Ancient Incan tool helps MIT engineers design device that can detect gut motility disorders

If you tried drinking a glass of water while standing on your head (not that we recommend you do!), would it work? The answer is yes. There are rhythmically contracting muscles within the walls of the gastrointestinal (GI) tract, moving the water in the right direction to the right destination. When that gut motility goes awry, however, the result can be acid reflux, a stomach that won’t empty, constipation, and other disorders.  Inspired by ancient Incan technology, engineers have designed a new device to assess problems in gut motility.

The device, known as the quipu, consists of a set of colored cords knotted in different ways. They were used by the Inca and other ancient civilizations of the Andes to record information and send messages, before writing was developed.

“This is a really simple, inexpensive setup, yet we’re able to make a measurement that typically would require devices that cost thousands of dollars and are much more complicated,” says Giovanni Traverso, Assistant Professor of Mechanical Engineering at the Massachusetts Institute of technology (MIT), in a statement. Motility disorders are usually diagnosed with a catheter containing pressure transducers, which sense contractions of the GI tract.

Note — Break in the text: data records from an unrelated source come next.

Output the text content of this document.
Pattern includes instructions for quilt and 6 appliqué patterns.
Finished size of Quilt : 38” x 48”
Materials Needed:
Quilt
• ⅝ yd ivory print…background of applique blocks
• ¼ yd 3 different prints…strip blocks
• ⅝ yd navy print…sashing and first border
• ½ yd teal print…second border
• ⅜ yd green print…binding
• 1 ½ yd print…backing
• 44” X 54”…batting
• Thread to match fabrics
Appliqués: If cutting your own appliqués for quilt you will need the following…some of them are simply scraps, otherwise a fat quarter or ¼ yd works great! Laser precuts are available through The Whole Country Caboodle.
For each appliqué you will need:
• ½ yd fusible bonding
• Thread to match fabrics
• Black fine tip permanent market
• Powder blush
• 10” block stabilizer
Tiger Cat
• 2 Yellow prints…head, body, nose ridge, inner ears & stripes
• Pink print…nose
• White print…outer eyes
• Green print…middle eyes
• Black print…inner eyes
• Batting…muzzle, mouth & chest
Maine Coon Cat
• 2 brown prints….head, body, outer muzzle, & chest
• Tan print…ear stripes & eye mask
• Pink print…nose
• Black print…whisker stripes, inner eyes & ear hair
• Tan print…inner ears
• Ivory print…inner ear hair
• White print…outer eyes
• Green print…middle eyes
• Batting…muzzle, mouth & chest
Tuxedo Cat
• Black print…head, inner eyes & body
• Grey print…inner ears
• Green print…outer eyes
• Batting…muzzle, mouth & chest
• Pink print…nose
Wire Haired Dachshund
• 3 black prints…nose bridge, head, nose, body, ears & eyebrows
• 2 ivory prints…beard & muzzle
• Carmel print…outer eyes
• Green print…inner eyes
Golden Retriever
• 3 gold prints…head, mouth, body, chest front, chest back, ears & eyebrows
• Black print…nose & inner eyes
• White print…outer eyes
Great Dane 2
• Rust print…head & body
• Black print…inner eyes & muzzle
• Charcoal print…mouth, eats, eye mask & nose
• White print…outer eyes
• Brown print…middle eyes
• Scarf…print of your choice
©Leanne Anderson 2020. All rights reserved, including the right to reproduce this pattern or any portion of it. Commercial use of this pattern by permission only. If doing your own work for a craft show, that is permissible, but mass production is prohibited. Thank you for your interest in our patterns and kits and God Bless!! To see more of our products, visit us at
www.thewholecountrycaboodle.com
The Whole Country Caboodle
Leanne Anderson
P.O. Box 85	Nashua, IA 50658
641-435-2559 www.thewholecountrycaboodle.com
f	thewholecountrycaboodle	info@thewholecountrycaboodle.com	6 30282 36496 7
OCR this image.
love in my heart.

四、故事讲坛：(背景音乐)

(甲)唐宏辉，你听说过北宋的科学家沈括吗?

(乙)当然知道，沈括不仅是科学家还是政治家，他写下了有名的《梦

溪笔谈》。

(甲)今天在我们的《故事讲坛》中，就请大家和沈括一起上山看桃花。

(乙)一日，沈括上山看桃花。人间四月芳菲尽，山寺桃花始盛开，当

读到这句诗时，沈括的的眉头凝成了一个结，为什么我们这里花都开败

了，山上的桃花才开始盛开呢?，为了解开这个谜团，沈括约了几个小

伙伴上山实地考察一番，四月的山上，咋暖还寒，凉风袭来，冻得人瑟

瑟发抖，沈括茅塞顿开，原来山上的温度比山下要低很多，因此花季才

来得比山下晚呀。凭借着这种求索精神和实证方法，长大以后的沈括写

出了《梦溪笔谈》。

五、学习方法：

The quipu, an ancient Incan technology, is a set of knotted cords used to communicate information. (Credit: MIT)

In animal tests, MIT researchers and their collaborators at Brigham and Women’s Hospital compared their simple device, a silicone tube filled with liquid metal and knotted many times, with high-resolution manometry. The measurements were equivalent.

“High-resolution manometry can measure the pressure and speed with which contractile waves are traveling, but those systems are fairly expensive, in the tens of thousands of dollars range, and they require maintenance and sterilization between patients,” says Traverso, also a gastroenterologist at Brigham and Women’s Hospital.

“Our goal was to make a device comparable to the existing, commercially available, catheter-based pressure transducers, but at the same time, bring down the cost and make it easier to produce and deploy,” adds Kewang Nan, also a scientist at MIT.

The researchers began with a simple catheter made of silicone, which they filled with gallium-indium eutectic, a liquid metal that is nontoxic in small quantities. They sealed the tube at both ends. In an unknotted state, the tube was not sensitive enough to detect changes in pressure in the GI tract.

When they introduced knots at intervals along the tube, however, the researchers found that the catheter became much more sensitive to changes in pressure. It could detect pressures up to about 200 millimeters of mercury, the highest pressure generated in the human GI tract.

The researchers also report that pressure sensitivity can vary based on the type of knot and how tightly they are tied. Knots spaced about 1 centimeter apart matched the spacing of the pressure transducers in a manometer. The knots could be placed closer together for other applications.

The researchers tested several different types of knots in their device, which consists of a silicone tube filled with liquid metal. (Credit: MIT)

The devices can withstand high temperatures and be treated in an autoclave, a medical instrument used to sterilize objects with heat and pressure. This gives them an advantage over existing manometry catheters, which must be chemically disinfected. Additionally, the new devices are so inexpensive to make that they could be discarded after each use.

The quipu-inspired sensors could be useful in places where there is no access to current manometry technology, and in more industrialized areas as a less-expensive, easier-to-use alternative to manometry.

“I think this kind of diagnostic could be broadly applied both in developing and developed world settings,” Traverso says. “The next step is identifying potential partners to help us manufacture these, and then test them in patients.”

The paper is published in the journal Nature Biomedical Engineering.